Bosses must not swear at their staff, Italy's Supreme Court ruled Friday.
The ruling came in a case in which a company director from Catania, identified as Sebastiano C., accused an employee of not understanding ''a f***ing thing''.
The employee sued his boss but a lower court in the Sicilian city said the row was covered by the statute of limitations which throws out cases when too much time has elapsed.
However, the court allowed the manager's statement to stay on the records.
Hoping to get himself off the files, the boss took his case to Italy's highest court of appeal, the Cassation Court.
The court earned headlines last year by saying the F-word was OK to use because it was now ''common usage'' but changed tack a few months later by ruling bosses couldn't say employees were ''doing f***-all''.

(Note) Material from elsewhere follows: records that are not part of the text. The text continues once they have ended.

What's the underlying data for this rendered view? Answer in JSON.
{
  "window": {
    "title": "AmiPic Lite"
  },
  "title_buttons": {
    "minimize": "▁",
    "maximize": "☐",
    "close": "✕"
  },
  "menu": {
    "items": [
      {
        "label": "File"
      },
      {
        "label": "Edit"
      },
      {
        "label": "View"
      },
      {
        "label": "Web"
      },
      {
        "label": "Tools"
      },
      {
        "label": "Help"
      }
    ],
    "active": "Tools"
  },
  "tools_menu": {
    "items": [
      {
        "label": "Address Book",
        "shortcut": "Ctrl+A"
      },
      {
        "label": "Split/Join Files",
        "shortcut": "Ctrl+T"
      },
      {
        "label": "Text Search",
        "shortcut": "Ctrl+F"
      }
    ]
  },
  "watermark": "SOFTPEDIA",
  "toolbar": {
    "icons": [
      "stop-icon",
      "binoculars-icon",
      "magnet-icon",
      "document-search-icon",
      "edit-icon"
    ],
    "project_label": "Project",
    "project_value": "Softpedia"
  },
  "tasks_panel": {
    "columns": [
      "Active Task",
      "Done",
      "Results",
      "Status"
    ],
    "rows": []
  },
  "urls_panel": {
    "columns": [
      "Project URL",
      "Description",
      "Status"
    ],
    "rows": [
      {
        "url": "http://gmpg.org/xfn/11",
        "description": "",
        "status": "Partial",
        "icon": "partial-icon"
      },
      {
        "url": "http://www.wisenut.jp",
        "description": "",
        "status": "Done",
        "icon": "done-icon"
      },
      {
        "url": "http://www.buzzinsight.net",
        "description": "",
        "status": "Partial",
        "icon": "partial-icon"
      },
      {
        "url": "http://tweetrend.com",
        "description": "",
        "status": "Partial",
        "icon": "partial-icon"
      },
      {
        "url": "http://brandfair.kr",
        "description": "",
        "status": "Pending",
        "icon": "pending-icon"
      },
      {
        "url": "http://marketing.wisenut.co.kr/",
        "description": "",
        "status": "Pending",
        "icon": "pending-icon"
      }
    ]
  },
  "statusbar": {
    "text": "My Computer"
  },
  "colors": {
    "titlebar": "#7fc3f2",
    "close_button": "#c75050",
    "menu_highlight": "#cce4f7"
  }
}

A similar case this May saw the court take another view, saying mayors could use the word to swear at contractors.
On Friday the Catania manager attempted to argue that the offending word was now socially acceptable but the Cassation judges deemed bosses should be held to a higher standard.
''The hierarchical relationship linking the manager to the employee ought to have led the former to a more careful expressive control,'' it said.
Other past rulings on relations between bosses and staff include:
- June 11, 2003: Carabinieri officer convicted of insurbordination for telling superior he was fed up of being ''ordered around by a child''.
- January 19, 2007: appeal by employee who called boss a 'criminal' turned down.
- November 14, 2007: manager who said employee had 'broken his balls' convicted.
- December 12, 2007: psychiatrist who said boss was 'completely out of it' convicted.
- February 21, 2008: head of meat department in Milanese supermarket sacked for telling workers: 'bastards, sons of whores, bugger off'.